Studies show that a good picture is a major advantage on dating sites, so there should be a clear demand for objective ratings of your pictures. Presumably, people should, however, have use for objective peer ratings of all sorts of other things. Comedians could test jokes, applicants application letters, etc.
As for another example, collective websites could be organized by means of Keynesian beauty contests. To take one example, OKCupid has another section where members can upload self-tests (e.g. the “what is your real age-test“, etc.). Many of these tests are quite stupid, which is to be expected since they aren’t heavily moderated. To ensure a higher quality, you could launch a Keynesian beauty contest, where people would be forced to rate other tests reliably in order to be able to upload their own tests, and where only the best tests would in the end go up on OKCupid.
* In the classic paper Thirteen Theorems in Search of the Truth, there is a formula for calculating the optimal weights of different voters’ votes from estimates of their reliability, under certain specified circumstances (see p. 274).
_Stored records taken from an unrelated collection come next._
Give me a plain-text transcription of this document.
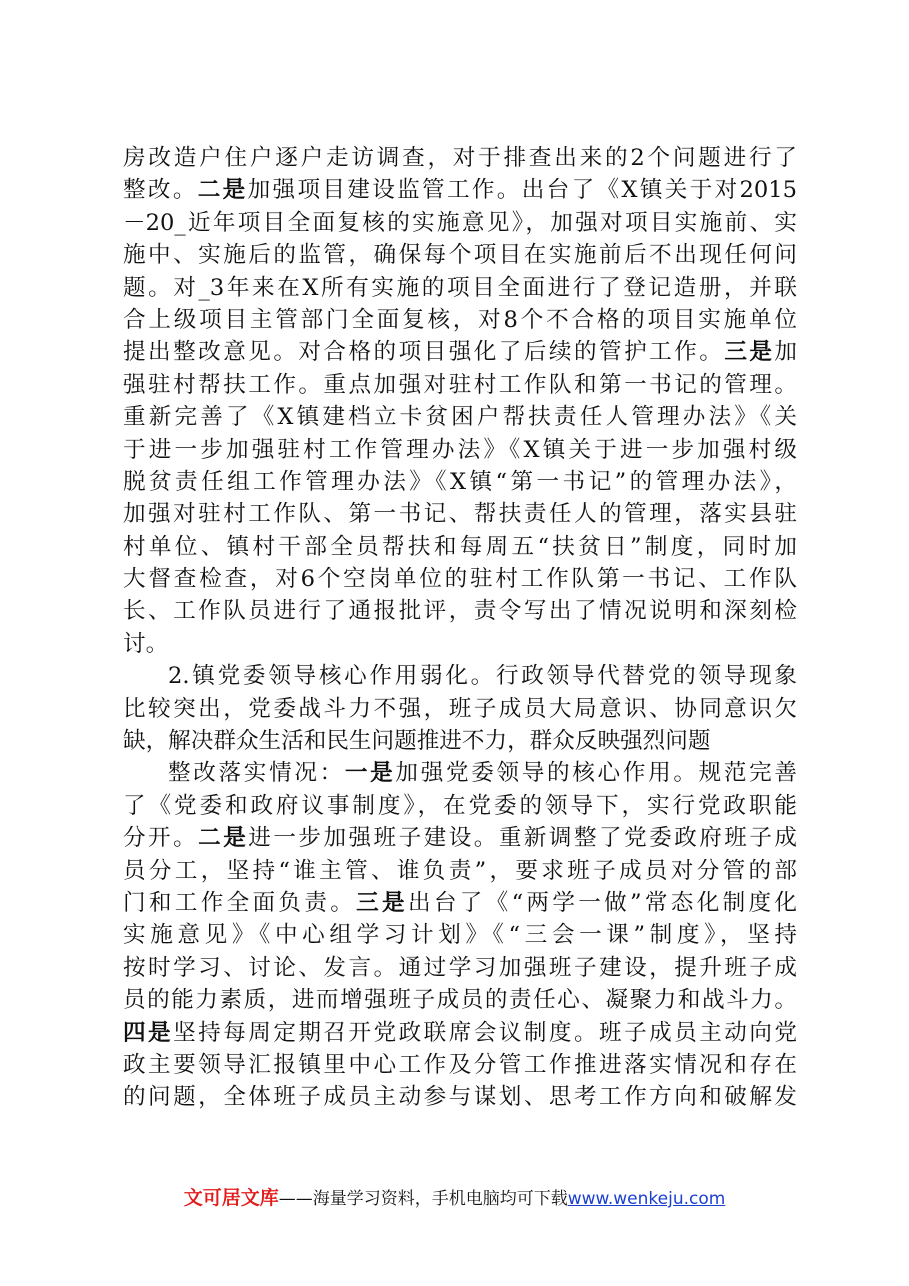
房改造户住户逐户走访调查，对于排查出来的2个问题进行了
整改。二是加强项目建设监管工作。出台了《X镇关于对2015
－20_近年项目全面复核的实施意见》，加强对项目实施前、实
施中、实施后的监管，确保每个项目在实施前后不出现任何问
题。对_3年来在X所有实施的项目全面进行了登记造册，并联
合上级项目主管部门全面复核，对8个不合格的项目实施单位
提出整改意见。对合格的项目强化了后续的管护工作。三是加
强驻村帮扶工作。重点加强对驻村工作队和第一书记的管理。
重新完善了《X镇建档立卡贫困户帮扶责任人管理办法》《关
于进一步加强驻村工作管理办法》《X镇关于进一步加强村级
脱贫责任组工作管理办法》《X镇“第一书记”的管理办法》，
加强对驻村工作队、第一书记、帮扶责任人的管理，落实县驻
村单位、镇村干部全员帮扶和每周五“扶贫日”制度，同时加
大督查检查，对6个空岗单位的驻村工作队第一书记、工作队
长、工作队员进行了通报批评，责令写出了情况说明和深刻检
讨。
2.镇党委领导核心作用弱化。行政领导代替党的领导现象
比较突出，党委战斗力不强，班子成员大局意识、协同意识欠
缺，解决群众生活和民生问题推进不力，群众反映强烈问题
整改落实情况：一是加强党委领导的核心作用。规范完善
了《党委和政府议事制度》，在党委的领导下，实行党政职能
分开。二是进一步加强班子建设。重新调整了党委政府班子成
员分工，坚持“谁主管、谁负责”，要求班子成员对分管的部
门和工作全面负责。三是出台了《“两学一做”常态化制度化
实施意见》《中心组学习计划》《“三会一课”制度》，坚持
按时学习、讨论、发言。通过学习加强班子建设，提升班子成
员的能力素质，进而增强班子成员的责任心、凝聚力和战斗力。
四是坚持每周定期召开党政联席会议制度。班子成员主动向党
政主要领导汇报镇里中心工作及分管工作推进落实情况和存在
的问题，全体班子成员主动参与谋划、思考工作方向和破解发
文可居文库——海量学习资料，手机电脑均可下载www.wenkeju.com
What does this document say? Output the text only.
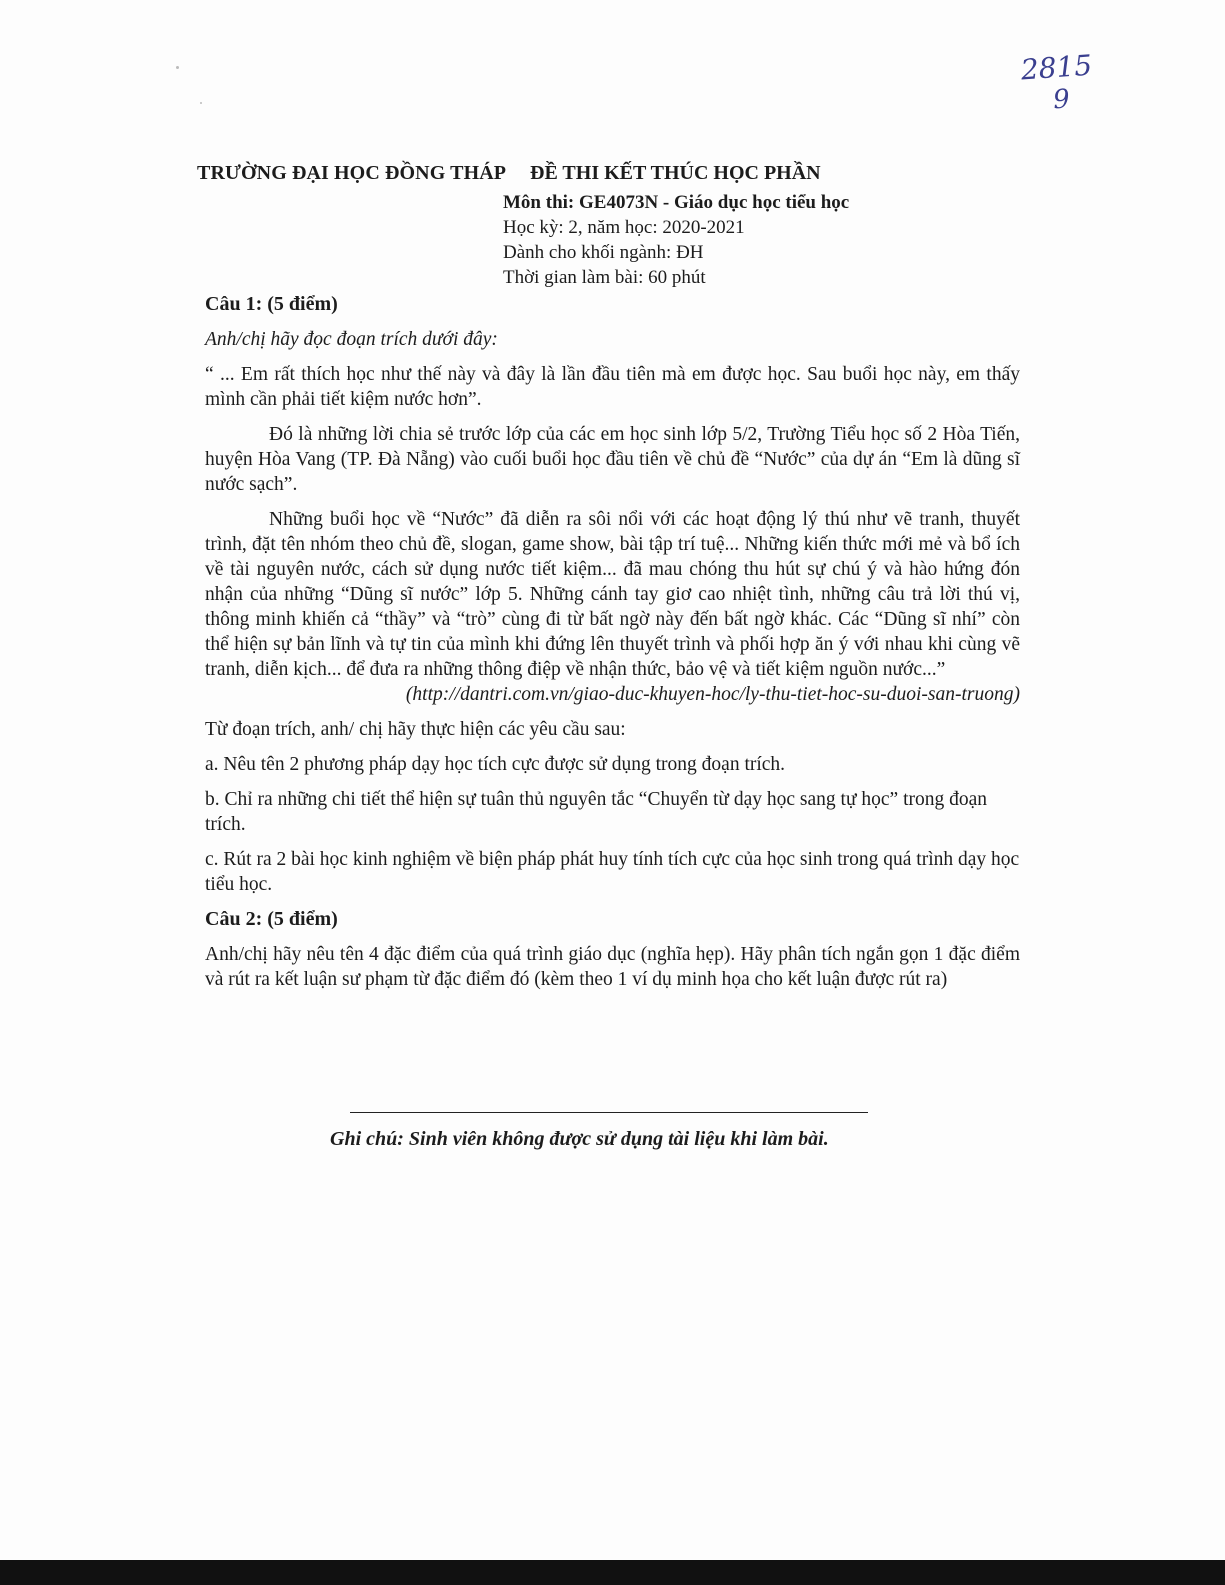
2815
9
TRƯỜNG ĐẠI HỌC ĐỒNG THÁP ĐỀ THI KẾT THÚC HỌC PHẦN
Môn thi: GE4073N - Giáo dục học tiểu học
Học kỳ: 2, năm học: 2020-2021
Dành cho khối ngành: ĐH
Thời gian làm bài: 60 phút

Câu 1: (5 điểm)

Anh/chị hãy đọc đoạn trích dưới đây:

“ ... Em rất thích học như thế này và đây là lần đầu tiên mà em được học. Sau buổi học này, em thấy mình cần phải tiết kiệm nước hơn”.

Đó là những lời chia sẻ trước lớp của các em học sinh lớp 5/2, Trường Tiểu học số 2 Hòa Tiến, huyện Hòa Vang (TP. Đà Nẵng) vào cuối buổi học đầu tiên về chủ đề “Nước” của dự án “Em là dũng sĩ nước sạch”.

Những buổi học về “Nước” đã diễn ra sôi nổi với các hoạt động lý thú như vẽ tranh, thuyết trình, đặt tên nhóm theo chủ đề, slogan, game show, bài tập trí tuệ... Những kiến thức mới mẻ và bổ ích về tài nguyên nước, cách sử dụng nước tiết kiệm... đã mau chóng thu hút sự chú ý và hào hứng đón nhận của những “Dũng sĩ nước” lớp 5. Những cánh tay giơ cao nhiệt tình, những câu trả lời thú vị, thông minh khiến cả “thầy” và “trò” cùng đi từ bất ngờ này đến bất ngờ khác. Các “Dũng sĩ nhí” còn thể hiện sự bản lĩnh và tự tin của mình khi đứng lên thuyết trình và phối hợp ăn ý với nhau khi cùng vẽ tranh, diễn kịch... để đưa ra những thông điệp về nhận thức, bảo vệ và tiết kiệm nguồn nước...”

(http://dantri.com.vn/giao-duc-khuyen-hoc/ly-thu-tiet-hoc-su-duoi-san-truong)

Từ đoạn trích, anh/ chị hãy thực hiện các yêu cầu sau:

a. Nêu tên 2 phương pháp dạy học tích cực được sử dụng trong đoạn trích.

b. Chỉ ra những chi tiết thể hiện sự tuân thủ nguyên tắc “Chuyển từ dạy học sang tự học” trong đoạn trích.

c. Rút ra 2 bài học kinh nghiệm về biện pháp phát huy tính tích cực của học sinh trong quá trình dạy học tiểu học.

Câu 2: (5 điểm)

Anh/chị hãy nêu tên 4 đặc điểm của quá trình giáo dục (nghĩa hẹp). Hãy phân tích ngắn gọn 1 đặc điểm và rút ra kết luận sư phạm từ đặc điểm đó (kèm theo 1 ví dụ minh họa cho kết luận được rút ra)

Ghi chú: Sinh viên không được sử dụng tài liệu khi làm bài.
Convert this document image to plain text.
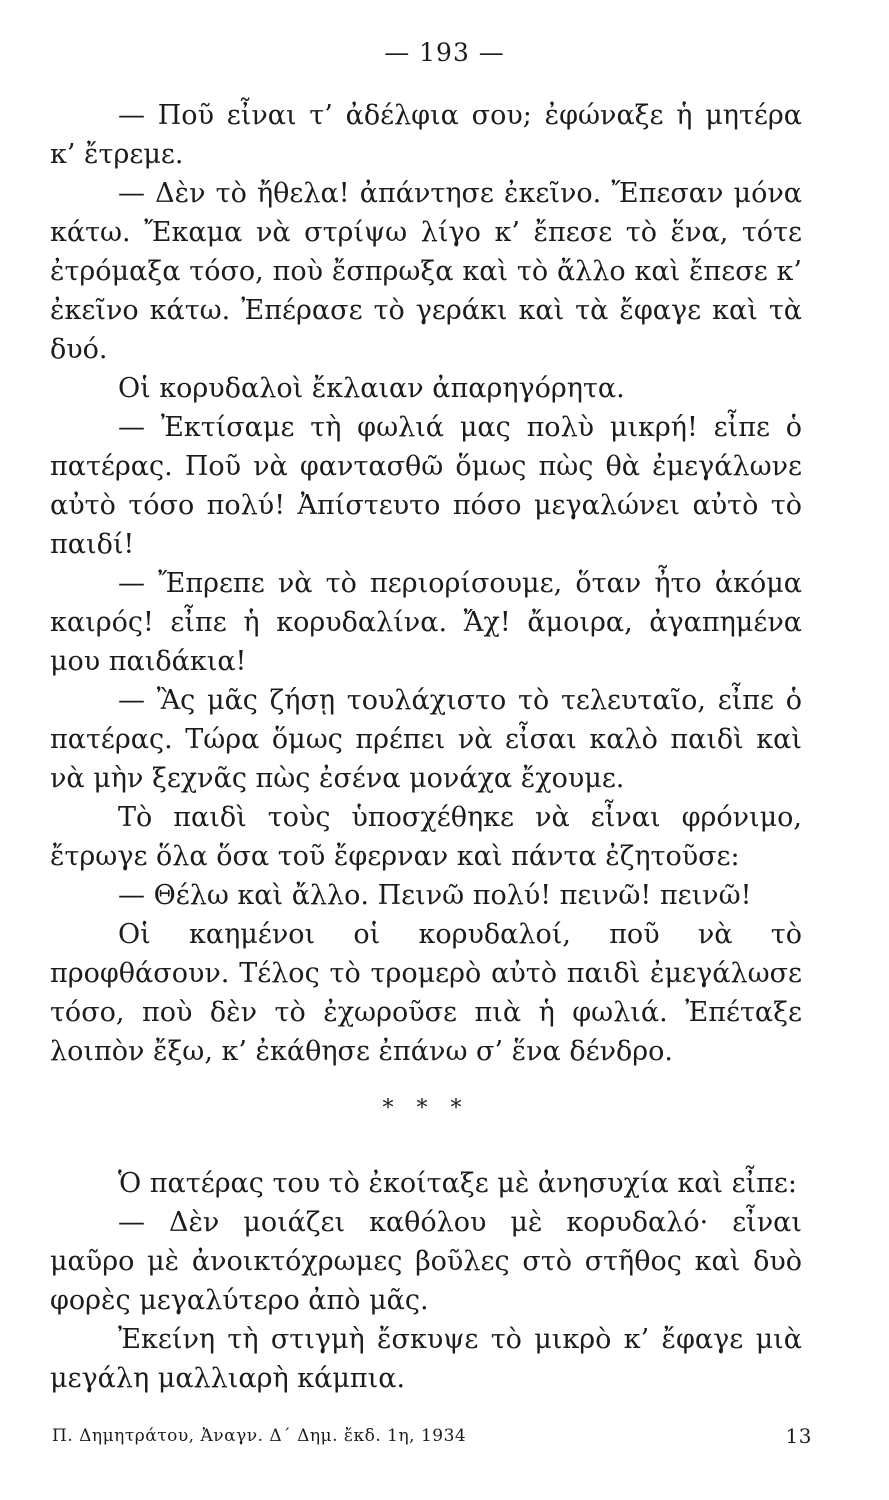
— 193 —

— Ποῦ εἶναι τ’ ἀδέλφια σου; ἐφώναξε ἡ μητέρα κ’ ἔτρεμε.

— Δὲν τὸ ἤθελα! ἀπάντησε ἐκεῖνο. Ἔπεσαν μόνα κάτω. Ἔκαμα νὰ στρίψω λίγο κ’ ἔπεσε τὸ ἕνα, τότε ἐτρόμαξα τόσο, ποὺ ἔσπρωξα καὶ τὸ ἄλλο καὶ ἔπεσε κ’ ἐκεῖνο κάτω. Ἐπέρασε τὸ γεράκι καὶ τὰ ἔφαγε καὶ τὰ δυό.

Οἱ κορυδαλοὶ ἔκλαιαν ἀπαρηγόρητα.

— Ἐκτίσαμε τὴ φωλιά μας πολὺ μικρή! εἶπε ὁ πατέρας. Ποῦ νὰ φαντασθῶ ὅμως πὼς θὰ ἐμεγάλωνε αὐτὸ τόσο πολύ! Ἀπίστευτο πόσο μεγαλώνει αὐτὸ τὸ παιδί!

— Ἔπρεπε νὰ τὸ περιορίσουμε, ὅταν ἦτο ἀκόμα καιρός! εἶπε ἡ κορυδαλίνα. Ἄχ! ἄμοιρα, ἀγαπημένα μου παιδάκια!

— Ἂς μᾶς ζήσῃ τουλάχιστο τὸ τελευταῖο, εἶπε ὁ πατέρας. Τώρα ὅμως πρέπει νὰ εἶσαι καλὸ παιδὶ καὶ νὰ μὴν ξεχνᾶς πὼς ἐσένα μονάχα ἔχουμε.

Τὸ παιδὶ τοὺς ὑποσχέθηκε νὰ εἶναι φρόνιμο, ἔτρωγε ὅλα ὅσα τοῦ ἔφερναν καὶ πάντα ἐζητοῦσε:

— Θέλω καὶ ἄλλο. Πεινῶ πολύ! πεινῶ! πεινῶ!

Οἱ καημένοι οἱ κορυδαλοί, ποῦ νὰ τὸ προφθάσουν. Τέλος τὸ τρομερὸ αὐτὸ παιδὶ ἐμεγάλωσε τόσο, ποὺ δὲν τὸ ἐχωροῦσε πιὰ ἡ φωλιά. Ἐπέταξε λοιπὸν ἔξω, κ’ ἐκάθησε ἐπάνω σ’ ἕνα δένδρο.

* * *

Ὁ πατέρας του τὸ ἐκοίταξε μὲ ἀνησυχία καὶ εἶπε:

— Δὲν μοιάζει καθόλου μὲ κορυδαλό· εἶναι μαῦρο μὲ ἀνοικτόχρωμες βοῦλες στὸ στῆθος καὶ δυὸ φορὲς μεγαλύτερο ἀπὸ μᾶς.

Ἐκείνη τὴ στιγμὴ ἔσκυψε τὸ μικρὸ κ’ ἔφαγε μιὰ μεγάλη μαλλιαρὴ κάμπια.

Π. Δημητράτου, Ἀναγν. Δ΄ Δημ. ἔκδ. 1η, 1934	13
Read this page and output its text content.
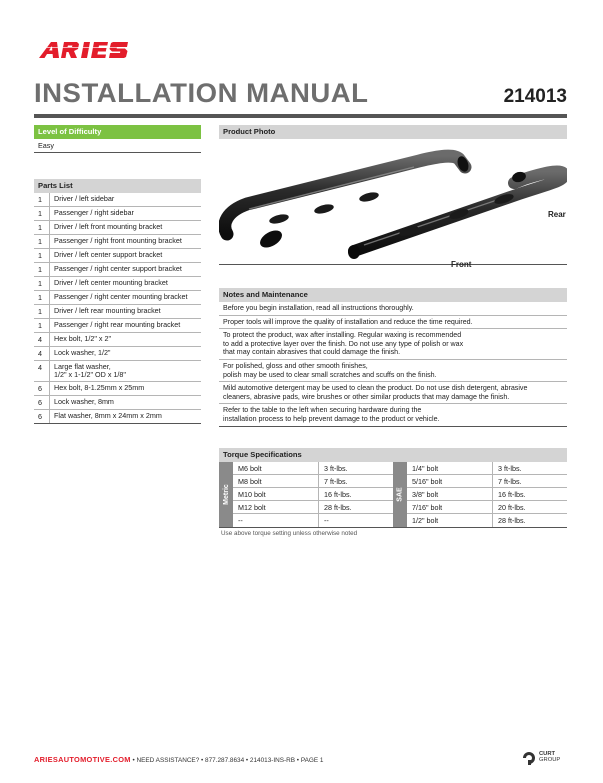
INSTALLATION MANUAL	214013
Level of Difficulty
Easy
Parts List
1	Driver / left sidebar
1	Passenger / right sidebar
1	Driver / left front mounting bracket
1	Passenger / right front mounting bracket
1	Driver / left center support bracket
1	Passenger / right center support bracket
1	Driver / left center mounting bracket
1	Passenger / right center mounting bracket
1	Driver / left rear mounting bracket
1	Passenger / right rear mounting bracket
4	Hex bolt, 1/2" x 2"
4	Lock washer, 1/2"
4	Large flat washer,
1/2" x 1-1/2" OD x 1/8"
6	Hex bolt, 8-1.25mm x 25mm
6	Lock washer, 8mm
6	Flat washer, 8mm x 24mm x 2mm
Product Photo
Rear
Front
Notes and Maintenance
Before you begin installation, read all instructions thoroughly.
Proper tools will improve the quality of installation and reduce the time required.
To protect the product, wax after installing. Regular waxing is recommended
to add a protective layer over the finish. Do not use any type of polish or wax
that may contain abrasives that could damage the finish.
For polished, gloss and other smooth finishes,
polish may be used to clear small scratches and scuffs on the finish.
Mild automotive detergent may be used to clean the product. Do not use dish detergent, abrasive
cleaners, abrasive pads, wire brushes or other similar products that may damage the finish.
Refer to the table to the left when securing hardware during the
installation process to help prevent damage to the product or vehicle.
Torque Specifications
Metric
M6 bolt	3 ft-lbs.
M8 bolt	7 ft-lbs.
M10 bolt	16 ft-lbs.
M12 bolt	28 ft-lbs.
--	--
SAE
1/4" bolt	3 ft-lbs.
5/16" bolt	7 ft-lbs.
3/8" bolt	16 ft-lbs.
7/16" bolt	20 ft-lbs.
1/2" bolt	28 ft-lbs.
Use above torque setting unless otherwise noted
ARIESAUTOMOTIVE.COM • NEED ASSISTANCE? • 877.287.8634 • 214013-INS-RB • PAGE 1
CURT
GROUP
** Obviously untruthful reporting of judgements of attractiveness on OKCupid and Badoo is not the worst social problem (though there could potentially be good money in a rating system that remedied this problem). However, it is a salient example of a very common problem. There are many structurally similar situations where people fail to give serious and honest ratings (see section V) but few are as simple and easy to grasp as this problem. Hence why I uset it. More examples of this problem will be given in later posts.